Suara.com - Seiring waktu, gaya hidup individu terus bertransformasi. Seperti gaya hidup hedonisme yang cenderung terjadi di kalangan Gen Z, generasi yang berusia 12-27 tahun pada 2024 ini. Kecenderungan ini dilihat dari kalangan Gen Z yang cukup konsumtif, hal ini sejalan dengan fenomena hedonisme yang menjadikan kesenangan serta kepuasan diri sebagai tujuan Utama hidup.
Hedonisme kerap dikaitkan dengan pencarian kesenangan sebagai tujuan hidup. Segala sesuatu yang menimbulkan kesedihan atau ketidaknyamanan dianggap buruk.
Sebagai gaya hidup, hedonisme terlihat dalam perilaku generasi muda yang menghabiskan waktu untuk berbelanja, jalan-jalan, atau menikmati hiburan mewah. Aktivitas ini sering berpusat pada konsumsi, penampilan, dan gaya hidup glamor, yang kemudian dipamerkan melalui media sosial.
Media sosial, mulai dari era Friendster hingga platform global seperti Facebook, Instagram, X (sebelumnya Twitter), dan TikTok, menjadi panggung utama untuk menunjukkan gaya hidup tersebut.
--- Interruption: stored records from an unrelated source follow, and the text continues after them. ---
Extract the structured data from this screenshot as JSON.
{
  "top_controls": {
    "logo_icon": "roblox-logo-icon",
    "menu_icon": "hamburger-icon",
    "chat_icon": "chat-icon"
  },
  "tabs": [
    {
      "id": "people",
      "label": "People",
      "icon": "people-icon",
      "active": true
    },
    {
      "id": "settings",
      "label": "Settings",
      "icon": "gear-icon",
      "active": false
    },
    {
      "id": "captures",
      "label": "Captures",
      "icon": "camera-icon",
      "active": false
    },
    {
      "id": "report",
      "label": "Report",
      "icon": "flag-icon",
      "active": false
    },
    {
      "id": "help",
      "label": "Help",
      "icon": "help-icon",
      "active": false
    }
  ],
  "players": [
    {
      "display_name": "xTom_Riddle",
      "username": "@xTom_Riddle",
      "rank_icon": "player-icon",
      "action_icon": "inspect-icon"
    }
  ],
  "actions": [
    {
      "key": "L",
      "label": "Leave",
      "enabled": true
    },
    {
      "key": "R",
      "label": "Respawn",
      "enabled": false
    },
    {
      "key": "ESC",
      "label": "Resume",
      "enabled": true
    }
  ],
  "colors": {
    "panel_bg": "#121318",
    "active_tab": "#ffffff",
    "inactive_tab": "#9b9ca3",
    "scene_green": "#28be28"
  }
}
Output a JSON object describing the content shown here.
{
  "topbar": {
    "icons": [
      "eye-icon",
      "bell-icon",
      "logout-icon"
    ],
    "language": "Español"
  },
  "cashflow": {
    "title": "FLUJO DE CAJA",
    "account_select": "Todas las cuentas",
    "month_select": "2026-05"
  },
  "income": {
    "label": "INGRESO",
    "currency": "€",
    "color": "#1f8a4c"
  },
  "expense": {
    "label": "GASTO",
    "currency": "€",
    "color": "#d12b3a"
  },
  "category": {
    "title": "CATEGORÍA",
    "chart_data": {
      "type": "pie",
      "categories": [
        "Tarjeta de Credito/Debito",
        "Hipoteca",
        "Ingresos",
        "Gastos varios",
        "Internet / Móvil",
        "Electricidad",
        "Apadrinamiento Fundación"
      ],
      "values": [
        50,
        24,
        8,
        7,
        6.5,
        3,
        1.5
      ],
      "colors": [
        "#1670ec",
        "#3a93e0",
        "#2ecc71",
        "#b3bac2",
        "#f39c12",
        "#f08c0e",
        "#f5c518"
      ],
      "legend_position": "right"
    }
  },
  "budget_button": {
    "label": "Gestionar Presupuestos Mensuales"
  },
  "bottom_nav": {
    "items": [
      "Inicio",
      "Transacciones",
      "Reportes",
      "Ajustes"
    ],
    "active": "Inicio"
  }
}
Kehadirannya semakin memperkuat fenomena hedonisme di kalangan anak muda.
Baca Juga: Nyaris Tiada Harapan: Potensi Hilangnya Kehangatan dalam Interaksi Sosial Gen Z
Riset Good Stats menunjukkan bahwa per Januari 2024, 5,04 miliar orang, atau 62,3% populasi dunia, menggunakan media sosial. Angka ini meningkat 75 juta pengguna (1,5%) dibandingkan kuartal 4 tahun 2023.
Menurut laporan We Are Social, Facebook memimpin sebagai platform terpopuler dengan 3,05 miliar pengguna aktif, diikuti oleh YouTube (2,49 miliar), WhatsApp, dan Instagram (masing-masing 2 miliar). TikTok, meski berada di peringkat kelima dengan 1,56 miliar pengguna aktif, terus menjadi favorit terutama di kalangan anak muda, termasuk di Indonesia (Yonatan, 2024).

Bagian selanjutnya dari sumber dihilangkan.